Probada la irracionabilidad de esos medios, todo
el edificio con tanta fatiga levantado por ellos ha de venirse abajo, so pena
de decir que Dios nos ha engañado o se engañó. De ahí que su respuesta última
sea el silencio, para no verse obligados a confesar uno de los dos extremos.

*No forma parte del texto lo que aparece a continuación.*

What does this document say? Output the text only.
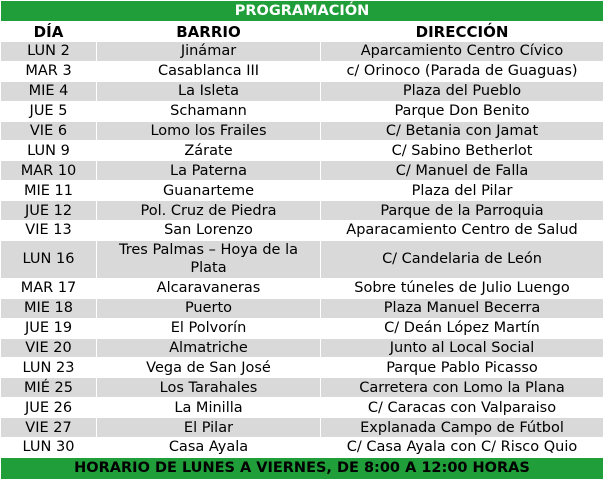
PROGRAMACIÓN		
DÍA	BARRIO	DIRECCIÓN
LUN 2	Jinámar	Aparcamiento Centro Cívico
MAR 3	Casablanca III	c/ Orinoco (Parada de Guaguas)
MIE 4	La Isleta	Plaza del Pueblo
JUE 5	Schamann	Parque Don Benito
VIE 6	Lomo los Frailes	C/ Betania con Jamat
LUN 9	Zárate	C/ Sabino Betherlot
MAR 10	La Paterna	C/ Manuel de Falla
MIE 11	Guanarteme	Plaza del Pilar
JUE 12	Pol. Cruz de Piedra	Parque de la Parroquia
VIE 13	San Lorenzo	Aparacamiento Centro de Salud
LUN 16	Tres Palmas – Hoya de la Plata	C/ Candelaria de León
MAR 17	Alcaravaneras	Sobre túneles de Julio Luengo
MIE 18	Puerto	Plaza Manuel Becerra
JUE 19	El Polvorín	C/ Deán López Martín
VIE 20	Almatriche	Junto al Local Social
LUN 23	Vega de San José	Parque Pablo Picasso
MIÉ 25	Los Tarahales	Carretera con Lomo la Plana
JUE 26	La Minilla	C/ Caracas con Valparaiso
VIE 27	El Pilar	Explanada Campo de Fútbol
LUN 30	Casa Ayala	C/ Casa Ayala con C/ Risco Quio
HORARIO DE LUNES A VIERNES, DE 8:00 A 12:00 HORAS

Consecuencia de ello es que el sentido de los textos mesiánicos alegados en la
segunda parte de esta cuestión no puede discutirse: podrán buscarse medios o
sistemas para explicar cómo o por qué no se cumplieron, pero no podrá negarse
que señalaban el tiempo del Mesías en favor de la época para que se alegan.
Esta
persuasión judía del tiempo de Cristo se confirma por otras muchas vías: Al Bautista le preguntan si es el
Cristo, y esto una comisión de sacerdotes y levitas (Jn. I, 19-20); los
escribas dicen a Herodes el lugar donde ha de nacer, y nadie se atreve a calmar
su turbación diciendo que aún no es tiempo (Mt. II, 4-6); a Cristo mismo le
dicen: “Si tú eres el Mesías, dínoslo claramente” (Jn. X, 24). Los
contemporáneos de Jesús pusieron muchas objeciones a su mesianidad; pero jamás
la de que aún no fuera tiempo de venir el Mesías (Jn. VII, 41-43.50-52; IX, 16).
Los falsos Mesías se
multiplican en aquel tiempo, y, a pesar de que todos acaban lastimosamente,
siempre los que sobrevienen hallan el terreno dispuesto.

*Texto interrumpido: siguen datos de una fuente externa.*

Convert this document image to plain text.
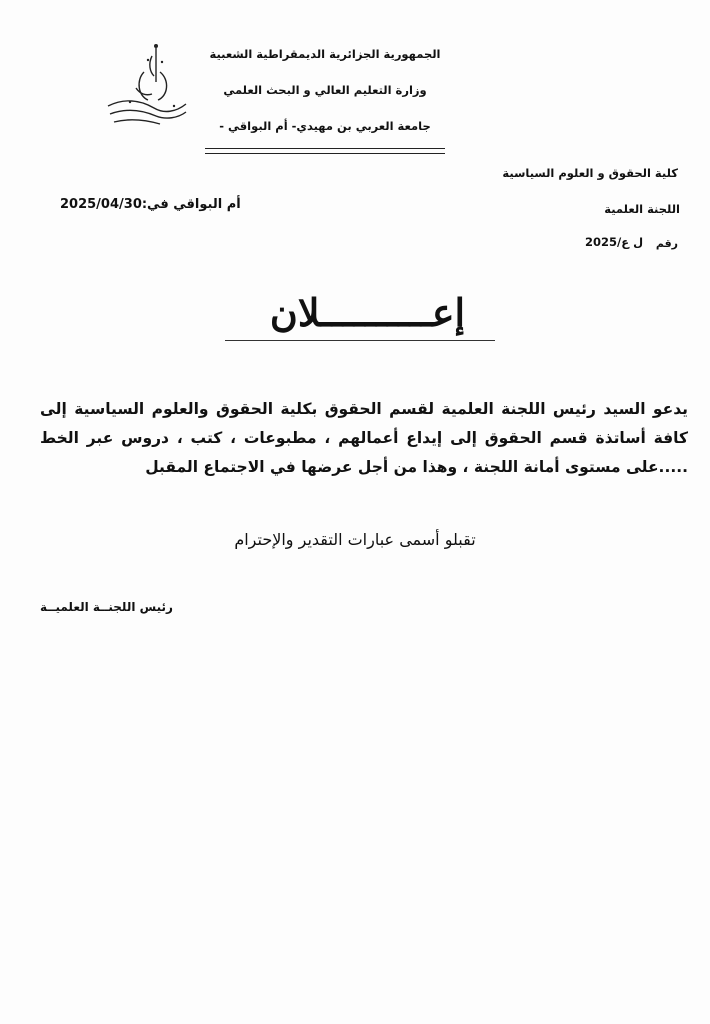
الجمهورية الجزائرية الديمقراطية الشعبية
وزارة التعليم العالي و البحث العلمي
جامعة العربي بن مهيدي- أم البواقي -
كلية الحقوق و العلوم السياسية
اللجنة العلمية
أم البواقي في:2025/04/30
رقم
ل ع/2025
إعــــــــــلان
يدعو السيد رئيس اللجنة العلمية لقسم الحقوق بكلية الحقوق والعلوم السياسية إلى كافة أساتذة قسم الحقوق إلى إيداع أعمالهم ، مطبوعات ، كتب ، دروس عبر الخط .....على مستوى أمانة اللجنة ، وهذا من أجل عرضها في الاجتماع المقبل
تقبلو أسمى عبارات التقدير والإحترام
رئيس اللجنــة العلميــة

¿Cuál era la razón de esta
floración? Sólo la persuasión judía contemporánea de que en sus Escrituras
estaba anunciada para entonces la venida del Mesías puede darnos razón de esta floración
exuberante de impostores. Persuasión tan extendida que
de ella se hacen eco los mismos historiadores romanos, aunque aplicándola a su
manera.
Sólo cuando, con Adriano,
llegó el supremo y definitivo desastre —la diáspora completa, con la
prohibición de que ningún circuncidado entrase en Palestina, desastre a que les
había llevado su último Mesías Bar Kokeba, respaldado por rabí Aqiba, el doctor
más famoso de su tiempo—, se calmaron en el pueblo y en sus dirigentes los
fervores mesiánicos, revisaron con nuevo cuidado las Escrituras y, ya que no se
atrevieron a negar que señalaban el tiempo de la venida (esto fué tarea de los
rabinos posteriores), se esforzaron al menos en buscar razones y motivos de su
tardanza y retraso, achacándolo a los pecados del pueblo. Tal fuerza tiene la
opinión preconcebida, que, como dice Orígenes, se renuncia a la misma evidencia
antes que a ella. Así, el concepto que ellos erróneamente se formaron del Mesías
les cegó y les impidió ver la evidencia de los textos que anunciaban su venida,
prefiriendo desfigurar la Escritura antes que renunciar a sus propias ideas”.
Lapidario[3].
[1] I.236-240.
[2] Aquí está una de las verdaderas claves de toda la
discusión, como tendremos oportunidad de hablar más abajo.
[3] Sirvan estas palabras del P. Pacios como
respuesta a un comentario que hicieron a una entrada que nos publicaron en un
blog (ver AQUI).
Dicho sea de paso,
con respecto a la enseñanza del Zohar sobre la Santísima Trinidad en la antigua
Sinagoga, nos remitimos a una autoridad en el tema: el Rabino converso Paul
Drach en su magnífico De L`harmonie
entre l’Église et la Synagogue, vol. I, pag. 277-566; sobre la antigüedad
de este libro judío, ver pag. 155-156.